Wednesday, August 13, 2008

We treated Post-Soviet Russia like Post-WW I Germany: why expect different outcome?

After World War I, the Allies imposed brutal terms on the defeated Germans, imposing not only reparations for war costs, but maintaining a starvation blockade AFTER surrender, and stripping Germany of territory.

After the Fall of the Soviet Union, we had a chance to steer Russia toward a stable, European-style social democracy.

Instead, the Wall Street types insisted that any economic aid come at the price of radical free market reforms that actually lowered the standard of living and even life expectancy compared to Soviet days.

Likewise, the breaking away of former Soviet Republics may have been inevitable, but their quick integration into NATO and America siding strongly with political candidates in those countries based on how quickly they would open up to foreign investments. shed their social safety net, and allow us to use their soil as a base for military operations was a continual slap in the face of the critically injured but not dead Russia.

There are, however, a couple of critical differences between Germany after WWI and Russia after Communism.

Germany was a great industrial power, which could make her a powerful military adversary but she was poor in the natural resource to power expansionist ambitions: oil. Hitler didn't seize enough oil-rich territory in time to fight the allies indefinitely and ran out of gas.

By contrast, Russia sits on the Caspian Sea Basin, where some of those oil reserves Hitler needed were, and American oil companies are trying to quietly pick them out of Russia's pocket, one former republic and pipeline at a time. One of those is in Georgia.

We have not only beaten Russia, we have taken their watch and are now trying to pry loose their fillings. How would you expect them to respond?

Russia also correctly sees us as trying to control all of the major oil producing countries in the Persian Gulf, adding occupied Iraq to our "ally" Saudi Arabia, and now Bush & Cheney are eying Iran's reserves as well. Would we allow Russia to gain control of so much of the world's oil and on top of that, cozying up to Mexico to suck oil from under our border?

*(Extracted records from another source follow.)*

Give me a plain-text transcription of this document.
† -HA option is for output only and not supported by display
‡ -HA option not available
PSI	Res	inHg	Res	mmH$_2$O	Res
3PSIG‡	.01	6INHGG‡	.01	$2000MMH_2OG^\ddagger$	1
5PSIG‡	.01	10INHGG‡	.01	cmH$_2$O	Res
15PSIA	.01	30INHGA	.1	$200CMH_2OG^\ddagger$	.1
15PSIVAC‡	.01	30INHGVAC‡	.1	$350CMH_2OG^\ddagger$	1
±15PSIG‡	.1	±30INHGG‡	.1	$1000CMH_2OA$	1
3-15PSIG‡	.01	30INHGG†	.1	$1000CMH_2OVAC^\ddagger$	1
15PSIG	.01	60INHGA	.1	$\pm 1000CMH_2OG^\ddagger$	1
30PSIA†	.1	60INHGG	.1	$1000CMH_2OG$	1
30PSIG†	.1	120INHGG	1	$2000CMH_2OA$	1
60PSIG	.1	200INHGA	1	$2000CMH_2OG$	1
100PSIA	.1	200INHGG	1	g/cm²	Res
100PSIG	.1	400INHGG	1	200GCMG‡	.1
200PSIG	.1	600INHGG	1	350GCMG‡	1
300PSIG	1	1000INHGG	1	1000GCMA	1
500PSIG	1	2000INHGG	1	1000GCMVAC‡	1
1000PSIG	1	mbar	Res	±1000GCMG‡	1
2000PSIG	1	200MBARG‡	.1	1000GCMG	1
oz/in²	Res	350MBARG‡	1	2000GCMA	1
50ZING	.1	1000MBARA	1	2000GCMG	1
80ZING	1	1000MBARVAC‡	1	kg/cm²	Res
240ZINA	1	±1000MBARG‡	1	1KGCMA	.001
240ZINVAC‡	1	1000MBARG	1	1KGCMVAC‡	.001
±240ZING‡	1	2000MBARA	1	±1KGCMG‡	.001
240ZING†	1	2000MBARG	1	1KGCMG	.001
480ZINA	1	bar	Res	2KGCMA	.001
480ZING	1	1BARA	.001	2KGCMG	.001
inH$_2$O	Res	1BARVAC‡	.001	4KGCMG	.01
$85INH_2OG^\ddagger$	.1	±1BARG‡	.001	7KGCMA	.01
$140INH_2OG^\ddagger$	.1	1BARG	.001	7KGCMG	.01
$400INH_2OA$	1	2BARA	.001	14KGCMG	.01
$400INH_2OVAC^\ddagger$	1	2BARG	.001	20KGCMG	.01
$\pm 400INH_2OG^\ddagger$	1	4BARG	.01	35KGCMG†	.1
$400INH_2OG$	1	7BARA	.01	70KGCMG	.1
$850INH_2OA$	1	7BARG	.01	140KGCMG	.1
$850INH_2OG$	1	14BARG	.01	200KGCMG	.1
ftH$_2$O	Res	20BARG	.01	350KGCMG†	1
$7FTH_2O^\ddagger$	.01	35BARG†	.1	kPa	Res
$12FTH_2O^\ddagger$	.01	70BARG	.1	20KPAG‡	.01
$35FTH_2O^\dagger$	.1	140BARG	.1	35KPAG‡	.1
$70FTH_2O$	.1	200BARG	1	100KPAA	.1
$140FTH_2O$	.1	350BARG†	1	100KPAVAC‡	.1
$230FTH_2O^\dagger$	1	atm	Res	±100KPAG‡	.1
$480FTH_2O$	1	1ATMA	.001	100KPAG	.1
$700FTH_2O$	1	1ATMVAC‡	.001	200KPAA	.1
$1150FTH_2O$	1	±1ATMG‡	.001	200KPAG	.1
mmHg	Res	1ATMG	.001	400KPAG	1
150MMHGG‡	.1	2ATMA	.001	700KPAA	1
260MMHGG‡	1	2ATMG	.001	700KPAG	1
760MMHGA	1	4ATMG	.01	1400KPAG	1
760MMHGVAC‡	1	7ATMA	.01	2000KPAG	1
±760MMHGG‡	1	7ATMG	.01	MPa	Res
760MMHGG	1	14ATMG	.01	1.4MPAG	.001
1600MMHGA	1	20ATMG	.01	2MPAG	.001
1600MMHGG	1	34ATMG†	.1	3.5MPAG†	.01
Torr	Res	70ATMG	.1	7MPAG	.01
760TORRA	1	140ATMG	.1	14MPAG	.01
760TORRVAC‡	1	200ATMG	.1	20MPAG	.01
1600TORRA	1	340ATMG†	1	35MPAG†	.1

Another way Russia is unlike Germany is Russia has about as many nuclear warheads as we do, and unlike the phantom menace from Iraq, Russia has the means to deliver them and a possible motive. This makes the Wall Street post-communist plan to belittle and plunder Russia suicidal. If you beat someone to pulp and keep pounding, if the only weapon he has to fight back is a hand grenade, he just might pull the pin even if it means killing himself as well as you.

Our Wall Street first foreign policy has led us into a costly war in Iraq, and if we attack Iran or make a misstep on Georgia, it could lead to World War that could cost billions of lives. And whichever corporations profit from the war, none of them will share the loot with average Americans anymore than they are sharing their massive profits from running up the price of oil with wars and threats of war.

The great flaw of the Wall Street first foreign policy is it expects people to respond like sheepish employees given the pink slip and escorted out of the office. But when you are being forcibly removed from your means of survival, as is the case in Iraq, and we are now seeing in Russia, people do not go quietly, and more innocent bystanders than guilty parties end up dead.

Peace with dignity and security for all parties involved may mean less short term profits for Wall Street speculators, but as we saw with the Marshall Plan after World War II, a well-fed and well-treated former adversary doesn't take up arms against you again, and both sides can prosper.

We must choose between modest profits for most, stability and life for all, or quick profits for a few, and war and death for everyone else.